I started my weight loss journey in 2008… I wasn’t getting pregnant and while I am not sure that was the cause I figured it couldn’t hurt. Also, I had been working out steadily since 2004 with no real loss… so I knew I needed to take it to the next level. That time I lost about 25 pounds, and then I DID get pregnant.
Fast forward to about 9 months after P was born (January 2010) and my weight is steadily increasing despite my attempts to not eat chocolate cake. I was tired, I was overwhelmed with 3 kids, a job, a need for chocolate cake, and I turned to weight watchers, which had always made sense…
So, here I am March 2011… and I am within 10 pounds of not having my wii character turn into a little fat pumpkin when I weigh in.
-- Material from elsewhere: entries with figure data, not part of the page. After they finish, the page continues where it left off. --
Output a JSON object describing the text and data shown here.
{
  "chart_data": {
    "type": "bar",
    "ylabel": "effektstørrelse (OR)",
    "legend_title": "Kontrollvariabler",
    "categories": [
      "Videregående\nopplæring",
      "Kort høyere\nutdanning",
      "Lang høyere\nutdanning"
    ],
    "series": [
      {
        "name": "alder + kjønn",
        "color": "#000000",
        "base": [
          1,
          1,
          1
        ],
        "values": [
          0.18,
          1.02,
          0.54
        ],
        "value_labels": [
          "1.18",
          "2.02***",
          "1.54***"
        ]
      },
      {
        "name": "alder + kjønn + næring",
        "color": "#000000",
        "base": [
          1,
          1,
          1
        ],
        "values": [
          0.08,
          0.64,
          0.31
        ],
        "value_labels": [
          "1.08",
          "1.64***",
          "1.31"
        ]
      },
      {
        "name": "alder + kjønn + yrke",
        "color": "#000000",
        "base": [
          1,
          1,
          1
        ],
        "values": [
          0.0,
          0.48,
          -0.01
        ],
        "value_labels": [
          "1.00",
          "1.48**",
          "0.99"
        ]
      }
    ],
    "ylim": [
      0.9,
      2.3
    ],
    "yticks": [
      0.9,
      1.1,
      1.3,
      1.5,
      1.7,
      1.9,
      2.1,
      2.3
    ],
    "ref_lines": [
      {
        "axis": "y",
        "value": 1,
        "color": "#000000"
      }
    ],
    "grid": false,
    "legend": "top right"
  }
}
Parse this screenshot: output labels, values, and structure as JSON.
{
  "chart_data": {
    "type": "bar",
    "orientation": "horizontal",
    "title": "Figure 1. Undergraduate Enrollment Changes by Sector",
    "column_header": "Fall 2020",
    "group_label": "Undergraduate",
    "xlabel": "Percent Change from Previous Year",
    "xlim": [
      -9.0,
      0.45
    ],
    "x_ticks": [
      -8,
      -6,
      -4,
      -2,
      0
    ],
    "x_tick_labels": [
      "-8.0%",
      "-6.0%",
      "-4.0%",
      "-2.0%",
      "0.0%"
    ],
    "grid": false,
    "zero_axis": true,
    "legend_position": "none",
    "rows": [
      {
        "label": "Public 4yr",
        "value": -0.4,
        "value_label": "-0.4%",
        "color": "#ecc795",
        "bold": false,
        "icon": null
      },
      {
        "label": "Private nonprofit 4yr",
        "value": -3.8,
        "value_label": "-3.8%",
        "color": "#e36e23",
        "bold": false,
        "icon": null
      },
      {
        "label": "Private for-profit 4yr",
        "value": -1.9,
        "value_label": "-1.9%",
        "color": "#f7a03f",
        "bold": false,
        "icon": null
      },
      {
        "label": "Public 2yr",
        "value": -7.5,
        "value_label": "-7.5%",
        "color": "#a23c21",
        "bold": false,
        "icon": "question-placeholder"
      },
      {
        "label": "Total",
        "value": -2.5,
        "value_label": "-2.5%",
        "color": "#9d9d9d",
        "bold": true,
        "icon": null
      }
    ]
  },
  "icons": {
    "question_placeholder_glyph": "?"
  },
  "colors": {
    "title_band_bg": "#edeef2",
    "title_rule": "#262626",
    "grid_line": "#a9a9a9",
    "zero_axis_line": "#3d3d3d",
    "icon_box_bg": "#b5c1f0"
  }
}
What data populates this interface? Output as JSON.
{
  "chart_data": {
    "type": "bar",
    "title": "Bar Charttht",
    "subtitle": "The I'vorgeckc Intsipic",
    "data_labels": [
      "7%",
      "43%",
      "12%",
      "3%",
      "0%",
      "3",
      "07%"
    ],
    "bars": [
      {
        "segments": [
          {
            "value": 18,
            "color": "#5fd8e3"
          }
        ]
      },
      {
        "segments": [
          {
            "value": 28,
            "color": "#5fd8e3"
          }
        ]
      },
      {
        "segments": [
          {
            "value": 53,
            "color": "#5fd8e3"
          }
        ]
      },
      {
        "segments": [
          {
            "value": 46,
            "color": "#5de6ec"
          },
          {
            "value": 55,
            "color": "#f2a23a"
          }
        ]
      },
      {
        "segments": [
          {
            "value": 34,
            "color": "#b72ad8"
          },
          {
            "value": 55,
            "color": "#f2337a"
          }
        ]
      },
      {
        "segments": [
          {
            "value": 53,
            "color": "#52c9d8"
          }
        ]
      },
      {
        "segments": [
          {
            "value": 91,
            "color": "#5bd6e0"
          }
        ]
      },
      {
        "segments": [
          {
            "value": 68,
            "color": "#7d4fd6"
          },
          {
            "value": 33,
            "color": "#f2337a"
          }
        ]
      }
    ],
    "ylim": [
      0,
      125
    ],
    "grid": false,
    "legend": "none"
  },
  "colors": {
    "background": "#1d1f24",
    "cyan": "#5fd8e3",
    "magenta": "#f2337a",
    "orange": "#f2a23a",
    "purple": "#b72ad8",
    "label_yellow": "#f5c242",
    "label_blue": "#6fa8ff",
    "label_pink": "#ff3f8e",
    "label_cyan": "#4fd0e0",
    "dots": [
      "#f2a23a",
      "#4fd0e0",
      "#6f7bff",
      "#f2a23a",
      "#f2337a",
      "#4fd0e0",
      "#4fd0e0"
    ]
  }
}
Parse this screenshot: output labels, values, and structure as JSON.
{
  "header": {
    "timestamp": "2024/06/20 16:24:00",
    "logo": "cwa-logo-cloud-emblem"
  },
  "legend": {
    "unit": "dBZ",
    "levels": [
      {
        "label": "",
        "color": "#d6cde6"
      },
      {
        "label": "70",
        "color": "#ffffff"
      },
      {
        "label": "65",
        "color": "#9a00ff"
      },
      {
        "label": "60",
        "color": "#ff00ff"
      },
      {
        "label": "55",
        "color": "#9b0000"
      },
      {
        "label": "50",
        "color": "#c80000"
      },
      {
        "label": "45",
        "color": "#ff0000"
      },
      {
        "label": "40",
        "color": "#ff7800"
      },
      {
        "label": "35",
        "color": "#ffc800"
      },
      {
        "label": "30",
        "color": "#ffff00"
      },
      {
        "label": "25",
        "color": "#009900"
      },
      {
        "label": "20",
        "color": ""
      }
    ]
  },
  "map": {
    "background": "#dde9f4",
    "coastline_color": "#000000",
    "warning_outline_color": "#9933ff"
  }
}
I’m almost to a regular BMI.
The reality is, I don’t feel all that different. I still think I’m fat when I walk by a mirror. I still think that my “saddle bags” are my worst feature. I actually still don’t think I look that different. I guess I look a little different, especially in my face from when I was 210 pounds. Blech, I hate those pictures!
I guess the truth is that I was REALLY unhappy when we moved here in 2001. I didn’t have friends, and I didn’t make friends for quite some time, leaving me with a 1 year old, a husband that was never home and me working part time. So, I gained. But then my life started to normalize, I made friends, I became happy with who I was and where I was… but the weight didn’t go away.
I still inwardly moan when I have to get off the couch. I still look at physical things thinking I can’t do them… but I’m sometimes surprised that I can.
I just don’t feel all that different.
I need to go in for a physical to see what my blood work says, to see if I truly am healthier now. Part of me doesn’t want to because I think it won’t be any better and that will be depressing. That’s me, always looking for the bright side.
I claimed a blogspot for “weareallskinny.blogspot.com” and when do I use that? I sure as heck don’t feel skinny now. Will I in 10 pounds? Unlikely.
My app on my phone says I still have another 26 pounds to go to be at a more ideal weight, less close to the fatty line. Will I make it there? Who knows…
Anyway, just a little reminder that you always need to be happy where you are because it’s not clear of who where you are going to be later will be any better.